The RH Law is not population control

With profound appreciation of the Supreme Court’s unanimous verdict upholding the constitutionality of the Reproductive Health Law on the whole and with due respect to Associate Justice Jose C. Mendoza who penned the ponencia, there is critical need, however, to clarify a number of disturbing statements, observations and obiter expressed in the ponencia.

The repeated reference by Justice Mendoza to the perfunctory statement that the RH Law is basically a population control measure was not determinative of the constitutional issues. Moreover, the recurrent observation has no anchorage in the language and spirit of the RH Law because:

• No less than Sec. 3(l) of the law provides that “[t]here shall be no demographic or population targets and the mitigation, promotion and/or stabilization of the population growth rate is incidental to the advancement of reproductive health.”

• This unequivocal provision negates population control since: (a) no specific rate or range of population growth is prescribed; and (b) the mitigation of the population growth rate is the result of affording women, couples and parents the exercise of their human right to freely and responsibly determine the number and spacing of their children.

Incidentally, surveys show that poor women would like to limit the number of their children but they do not have access to family planning information and supplies. Under the RH Law, the government shall give marginalized voluntary acceptors the requisite information, supplies and services.

• Population control is anathema to the law’s hallmark of freedom of informed choice where both compulsion and reward are proscribed. Section 3(a) mandates that “[t]he right to make free and informed decisions, which is central to the exercise of any right, shall not be subjected to any form of coercion and must be fully guaranteed by the State like the right itself.”

Likewise, Sec. 3(h) provides that “[t]he State shall respect individuals’ preferences and choice of family planning methods that are in accordance with their religious convictions and cultural beliefs, taking into consideration the State’s obligations under various human rights instruments.”

To give full meaning to the freedom of informed choice, the authors  removed voluntarily  the precursor provision of Section 13 of the original House Bill No. 16 on “Ideal Family Size” which reads: “In order to attain the desired population growth rate, the State shall encourage two (2) children as the ideal family size. Children from these families shall have preference in the grant of scholarships at the tertiary level.”

As finally enacted, the RH Law does not contain a provision similar to or identical with this provision on ideal family size. The norm of a two-child policy, which was not even mandatory, was deleted together with the reward of a college scholarship for children who belong to a two-child family. The authors considered the expectance of a reward for one’s children as impairing the freedom of choice. Also scrapped was any reference to a “desired population growth rate.”

• As correctly pointed out by the ponente, “the RH Law does not prescribe the number of children a couple may have and does not impose conditions upon couples who intend to have children” (Decision, page 94). The earmarks of population control are absent.
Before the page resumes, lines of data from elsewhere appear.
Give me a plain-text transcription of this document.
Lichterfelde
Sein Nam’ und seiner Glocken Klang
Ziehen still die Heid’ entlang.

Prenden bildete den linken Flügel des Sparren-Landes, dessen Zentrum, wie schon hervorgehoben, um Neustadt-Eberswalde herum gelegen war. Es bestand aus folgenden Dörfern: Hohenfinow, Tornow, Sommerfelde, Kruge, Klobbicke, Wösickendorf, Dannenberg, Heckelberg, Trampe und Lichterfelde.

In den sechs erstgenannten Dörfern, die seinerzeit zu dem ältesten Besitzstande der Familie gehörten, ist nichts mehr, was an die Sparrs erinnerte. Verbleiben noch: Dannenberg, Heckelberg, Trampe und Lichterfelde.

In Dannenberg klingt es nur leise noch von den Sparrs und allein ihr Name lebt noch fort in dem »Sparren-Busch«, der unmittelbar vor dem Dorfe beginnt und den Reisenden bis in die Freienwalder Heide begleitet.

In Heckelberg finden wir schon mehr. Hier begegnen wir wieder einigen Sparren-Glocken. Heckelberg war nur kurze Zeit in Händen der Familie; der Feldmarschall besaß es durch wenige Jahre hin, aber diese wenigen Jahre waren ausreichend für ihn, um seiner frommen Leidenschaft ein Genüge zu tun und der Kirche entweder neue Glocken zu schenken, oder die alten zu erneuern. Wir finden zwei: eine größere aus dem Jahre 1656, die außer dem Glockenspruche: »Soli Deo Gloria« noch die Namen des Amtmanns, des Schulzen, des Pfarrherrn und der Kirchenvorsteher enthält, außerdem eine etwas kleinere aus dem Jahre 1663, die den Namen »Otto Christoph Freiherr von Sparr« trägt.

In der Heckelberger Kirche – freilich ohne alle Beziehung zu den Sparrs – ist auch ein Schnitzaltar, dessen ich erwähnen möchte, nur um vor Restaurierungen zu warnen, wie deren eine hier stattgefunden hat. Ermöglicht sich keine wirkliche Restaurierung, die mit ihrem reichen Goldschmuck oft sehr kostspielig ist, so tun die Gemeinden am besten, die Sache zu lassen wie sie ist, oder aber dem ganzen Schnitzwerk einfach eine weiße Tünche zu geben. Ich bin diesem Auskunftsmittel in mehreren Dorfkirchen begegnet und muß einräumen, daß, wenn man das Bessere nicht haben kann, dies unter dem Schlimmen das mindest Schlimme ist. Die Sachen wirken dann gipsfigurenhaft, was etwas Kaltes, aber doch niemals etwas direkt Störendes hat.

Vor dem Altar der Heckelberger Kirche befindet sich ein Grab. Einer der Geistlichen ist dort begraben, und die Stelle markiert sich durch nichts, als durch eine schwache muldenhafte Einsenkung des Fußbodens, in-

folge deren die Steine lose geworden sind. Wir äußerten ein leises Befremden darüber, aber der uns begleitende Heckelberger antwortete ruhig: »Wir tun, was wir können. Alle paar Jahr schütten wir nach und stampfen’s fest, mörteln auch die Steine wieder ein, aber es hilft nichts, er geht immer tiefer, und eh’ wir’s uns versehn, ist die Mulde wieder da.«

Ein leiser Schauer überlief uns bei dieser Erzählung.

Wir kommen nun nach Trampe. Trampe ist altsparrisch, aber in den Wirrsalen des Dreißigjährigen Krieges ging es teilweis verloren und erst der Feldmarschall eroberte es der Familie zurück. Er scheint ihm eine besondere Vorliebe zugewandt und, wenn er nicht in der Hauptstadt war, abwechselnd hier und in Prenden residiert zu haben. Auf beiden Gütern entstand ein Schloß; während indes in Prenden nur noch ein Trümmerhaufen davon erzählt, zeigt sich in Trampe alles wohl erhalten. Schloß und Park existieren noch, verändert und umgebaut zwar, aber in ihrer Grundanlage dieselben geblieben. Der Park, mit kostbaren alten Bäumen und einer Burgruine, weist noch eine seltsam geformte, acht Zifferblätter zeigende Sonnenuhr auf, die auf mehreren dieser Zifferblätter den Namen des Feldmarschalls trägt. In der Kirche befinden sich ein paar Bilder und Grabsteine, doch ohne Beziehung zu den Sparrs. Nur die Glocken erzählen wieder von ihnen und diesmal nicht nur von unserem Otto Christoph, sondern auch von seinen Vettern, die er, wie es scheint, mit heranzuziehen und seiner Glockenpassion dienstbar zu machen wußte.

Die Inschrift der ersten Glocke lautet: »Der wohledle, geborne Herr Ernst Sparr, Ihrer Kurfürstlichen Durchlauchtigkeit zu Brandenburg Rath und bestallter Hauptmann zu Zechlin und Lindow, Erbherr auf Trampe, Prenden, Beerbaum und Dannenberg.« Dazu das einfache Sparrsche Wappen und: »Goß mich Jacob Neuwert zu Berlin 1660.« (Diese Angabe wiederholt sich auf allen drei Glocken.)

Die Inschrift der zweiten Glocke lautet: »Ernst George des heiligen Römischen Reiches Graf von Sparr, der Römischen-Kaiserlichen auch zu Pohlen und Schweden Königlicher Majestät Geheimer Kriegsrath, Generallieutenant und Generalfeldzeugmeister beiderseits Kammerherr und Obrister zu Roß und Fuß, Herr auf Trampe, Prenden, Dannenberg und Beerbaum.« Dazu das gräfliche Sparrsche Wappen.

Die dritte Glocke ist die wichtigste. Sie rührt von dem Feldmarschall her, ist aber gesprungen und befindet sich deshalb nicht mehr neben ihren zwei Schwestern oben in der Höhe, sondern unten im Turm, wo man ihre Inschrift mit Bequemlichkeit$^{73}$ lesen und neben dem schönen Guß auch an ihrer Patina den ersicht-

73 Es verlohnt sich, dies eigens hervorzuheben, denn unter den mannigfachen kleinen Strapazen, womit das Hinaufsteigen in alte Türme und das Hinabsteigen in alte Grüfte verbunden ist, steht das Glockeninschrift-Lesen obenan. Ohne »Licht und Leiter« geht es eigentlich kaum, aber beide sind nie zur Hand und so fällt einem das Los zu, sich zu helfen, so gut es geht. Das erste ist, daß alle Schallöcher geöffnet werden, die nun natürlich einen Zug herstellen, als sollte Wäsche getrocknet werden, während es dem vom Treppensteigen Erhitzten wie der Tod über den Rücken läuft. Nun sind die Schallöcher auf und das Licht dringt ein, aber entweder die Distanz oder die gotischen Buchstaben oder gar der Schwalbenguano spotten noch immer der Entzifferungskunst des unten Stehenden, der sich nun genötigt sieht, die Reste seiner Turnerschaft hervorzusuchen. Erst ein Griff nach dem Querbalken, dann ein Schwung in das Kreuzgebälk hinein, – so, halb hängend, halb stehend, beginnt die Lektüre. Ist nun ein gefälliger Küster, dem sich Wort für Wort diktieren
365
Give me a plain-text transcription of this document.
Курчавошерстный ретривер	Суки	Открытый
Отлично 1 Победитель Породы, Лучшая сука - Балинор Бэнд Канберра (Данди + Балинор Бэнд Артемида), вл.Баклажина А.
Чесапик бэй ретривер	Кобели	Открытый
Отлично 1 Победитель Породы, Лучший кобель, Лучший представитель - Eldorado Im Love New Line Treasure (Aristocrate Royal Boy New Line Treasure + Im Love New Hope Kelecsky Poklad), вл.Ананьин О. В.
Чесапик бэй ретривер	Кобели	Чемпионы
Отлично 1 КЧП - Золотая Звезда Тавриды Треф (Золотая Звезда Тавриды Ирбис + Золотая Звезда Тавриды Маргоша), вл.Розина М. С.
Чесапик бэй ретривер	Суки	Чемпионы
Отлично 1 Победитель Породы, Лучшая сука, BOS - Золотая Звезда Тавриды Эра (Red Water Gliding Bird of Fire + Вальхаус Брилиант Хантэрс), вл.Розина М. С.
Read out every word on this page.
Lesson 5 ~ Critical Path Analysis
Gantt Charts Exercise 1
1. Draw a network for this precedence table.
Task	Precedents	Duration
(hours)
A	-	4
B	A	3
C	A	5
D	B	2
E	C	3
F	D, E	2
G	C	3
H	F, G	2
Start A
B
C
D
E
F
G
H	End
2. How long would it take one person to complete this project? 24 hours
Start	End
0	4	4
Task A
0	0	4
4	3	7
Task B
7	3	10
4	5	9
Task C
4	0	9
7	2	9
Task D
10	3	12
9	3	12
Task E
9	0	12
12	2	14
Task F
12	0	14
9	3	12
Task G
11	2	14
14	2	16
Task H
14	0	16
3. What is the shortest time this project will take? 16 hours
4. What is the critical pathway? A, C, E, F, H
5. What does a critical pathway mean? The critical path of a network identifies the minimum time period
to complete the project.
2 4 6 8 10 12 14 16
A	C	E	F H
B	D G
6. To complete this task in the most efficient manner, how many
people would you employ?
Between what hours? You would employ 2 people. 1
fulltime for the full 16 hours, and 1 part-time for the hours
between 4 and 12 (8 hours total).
• Instead of a population control measure, the RH Law is a health measure, particularly for the health of women, adolescents, children and infants. It is a human rights legislation which guarantees the right to reproductive self-determination. It is a poverty alleviation program and a veritable agenda for sustainable human development.

To reiterate, the oft-repeated reference to “population control” was not necessary in adjudicating that the RH Law is constitutional. “Control” denotes coercion or compulsion which goes against the RH Law’s granting premium to the primacy of individual conscience and choice in adopting any family planning option.

On the controversial issue on the beginning of life, the ponente accurately said that the “Majority of the Members of the Court are of the position that the question of when life begins is a scientific and medical issue that should not be decided, at this stage, without proper hearing and evidence” (Decision, page 39). He also correctly added: “During the deliberation, however, it was agreed upon that the individual members of the Court could express their own views on the matter” (Decision, page 39).

Subsequently, the ponente lengthily discussed his personal view that “life begins at fertilization.” We may acquiesce to his “justifications” which straddled a little over 10 percent of the ponencia (Decision, pages 39-48).  We regret, however, that at the end of his disquisition, Justice Mendoza attributed his personal view to the Court’s collective opinion when he stated: “For the above reasons, the Court cannot subscribe to the theory advocated by Hon. Lagman that life begins at implantation” (Decision, page 48).

This remark contradicts the majority’s desistance to resolve the medical and scientific issue of when life begins “without a proper hearing and evidence.” How then can the Court reject the submission that life begins at the implantation of the fertilized ovum in the uterine wall when the Court a priori refused to decide when life begins?

Verily, Justice Mendoza’s view is his own, not the Supreme Court’s.

Edcel C. Lagman authored the reproductive health bill in the 15th Congress as representative of the first district of Albay.